2019年度の与党の税制改正大綱は、10月に予定する消費税率の引き上げによる景気のガケを、どう乗り切るかが最大のテーマだった。自動車業界が強く要望した恒久減税が実現し、また住宅ローン控除の拡充など新たな仕組みを導入したことは一定に評価できる。
産業界全般として要望した研究開発減税の拡充や、中小企業に続いて個人事業者にも生前贈与を含む事業承継制度を認めたことも、該当する事業者にとっては恩恵となろう。
いずれも大型減税ではなく、財源を抑制する形で細かな対策を積み上げた。結果として税制は複雑化し、「簡素で分かりやすい」という本来のあり方からは遠ざかった。

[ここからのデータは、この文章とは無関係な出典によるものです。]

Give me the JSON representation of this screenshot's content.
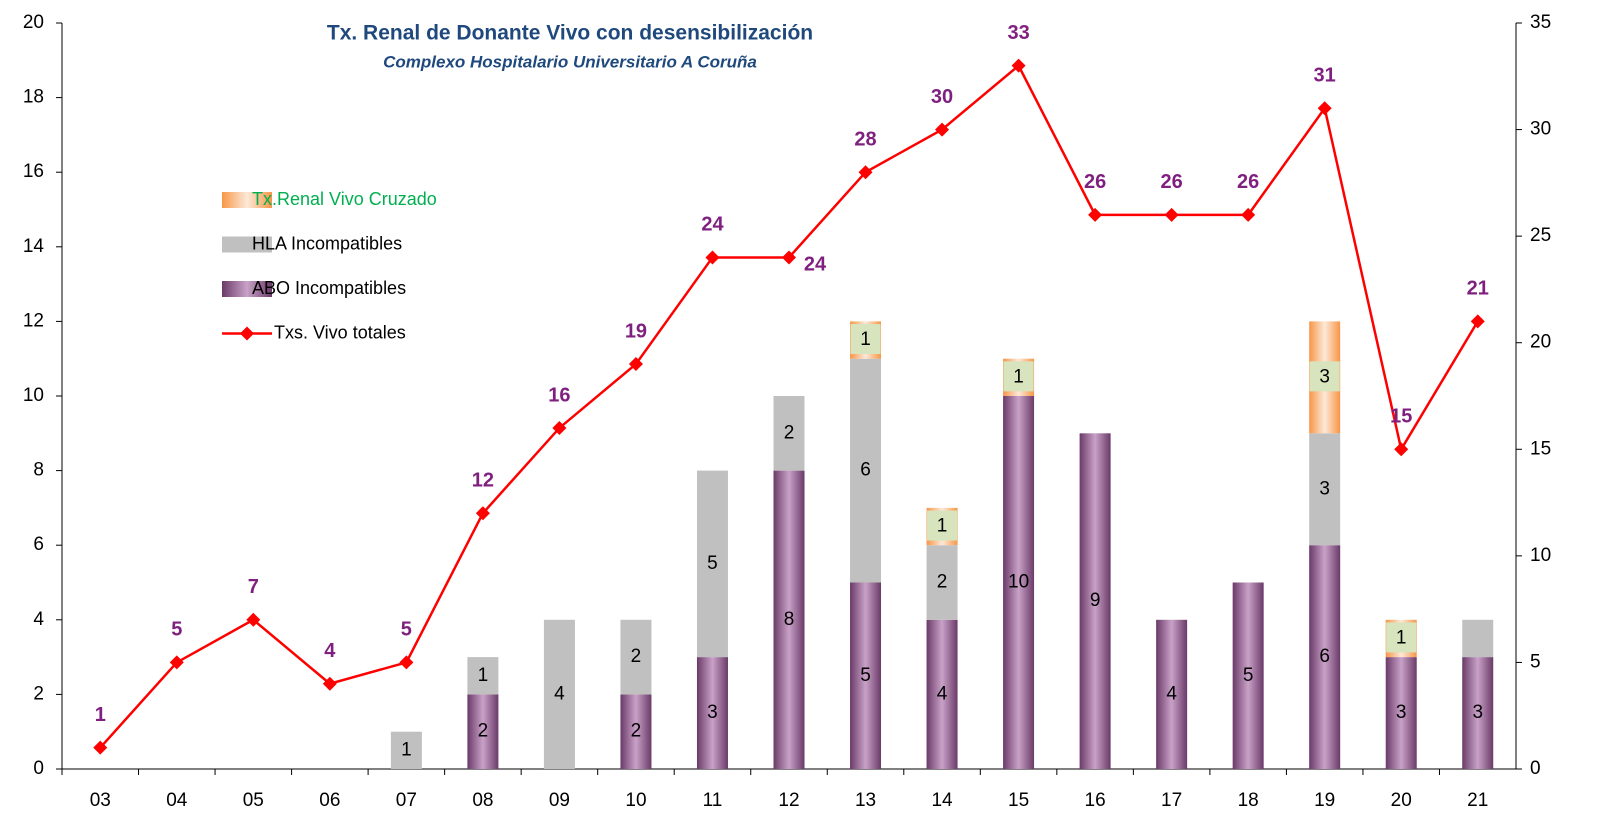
{
  "chart_data": {
    "type": "bar",
    "title": "Tx. Renal de Donante Vivo con desensibilización",
    "subtitle": "Complexo Hospitalario Universitario A Coruña",
    "categories": [
      "03",
      "04",
      "05",
      "06",
      "07",
      "08",
      "09",
      "10",
      "11",
      "12",
      "13",
      "14",
      "15",
      "16",
      "17",
      "18",
      "19",
      "20",
      "21"
    ],
    "ylim": [
      0,
      20
    ],
    "yticks": [
      0,
      2,
      4,
      6,
      8,
      10,
      12,
      14,
      16,
      18,
      20
    ],
    "y2lim": [
      0,
      35
    ],
    "y2ticks": [
      0,
      5,
      10,
      15,
      20,
      25,
      30,
      35
    ],
    "stacked": true,
    "series": [
      {
        "name": "ABO Incompatibles",
        "color": "#8e5a8c",
        "values": [
          null,
          null,
          null,
          null,
          null,
          2,
          null,
          2,
          3,
          8,
          5,
          4,
          10,
          9,
          4,
          5,
          6,
          3,
          3
        ]
      },
      {
        "name": "HLA Incompatibles",
        "color": "#c0c0c0",
        "values": [
          null,
          null,
          null,
          null,
          1,
          1,
          4,
          2,
          5,
          2,
          6,
          2,
          null,
          null,
          null,
          null,
          3,
          null,
          1
        ],
        "value_labels": [
          null,
          null,
          null,
          null,
          "1",
          "1",
          "4",
          "2",
          "5",
          "2",
          "6",
          "2",
          null,
          null,
          null,
          null,
          "3",
          null,
          null
        ]
      },
      {
        "name": "Tx.Renal Vivo Cruzado",
        "color": "#f79646",
        "values": [
          null,
          null,
          null,
          null,
          null,
          null,
          null,
          null,
          null,
          null,
          1,
          1,
          1,
          null,
          null,
          null,
          3,
          1,
          null
        ]
      },
      {
        "name": "Txs. Vivo totales",
        "type": "line",
        "axis": "y2",
        "color": "#ff0000",
        "values": [
          1,
          5,
          7,
          4,
          5,
          12,
          16,
          19,
          24,
          24,
          28,
          30,
          33,
          26,
          26,
          26,
          31,
          15,
          21
        ]
      }
    ]
  }
}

一方で地方税は大きく見直され、東京の法人事業税を大規模に他の自治体に移転する新制度導入を明記した。新たな負担はなく、あくまで「税源の偏在」の是正だと説明されれば、なんとなく納得してしまう。しかし、これが東京の都市競争力の低下につながるようだと日本の産業社会の基盤を揺るがす恐れがある。先行きを慎重にみていく必要があろう。
個人課税についても「新たな議論のキックオフ」(財務省)があった。年金や税制など、これまでバラバラに整備してきた税制を包括的に見直すとしている。特に年金税制の見直しは企業年金や個人年金の控除のあり方に直結し、企業の福利厚生を変える可能性がある。
また教育資金や子育て資金を祖父母世代が支援する役割を果たしている贈与税の特例にも今後、メスを入れるという。産業界は直結しないものの、従業員の「生き方・働き方」の問題に関係しよう。
「税は国家なり」という。この数年の税制論議の中には、従来の社会構造を土台から変えるテーマが少なくない。個々の増減税だけでなく、こうした国のビジョンについても政府はしっかり説明してほしい。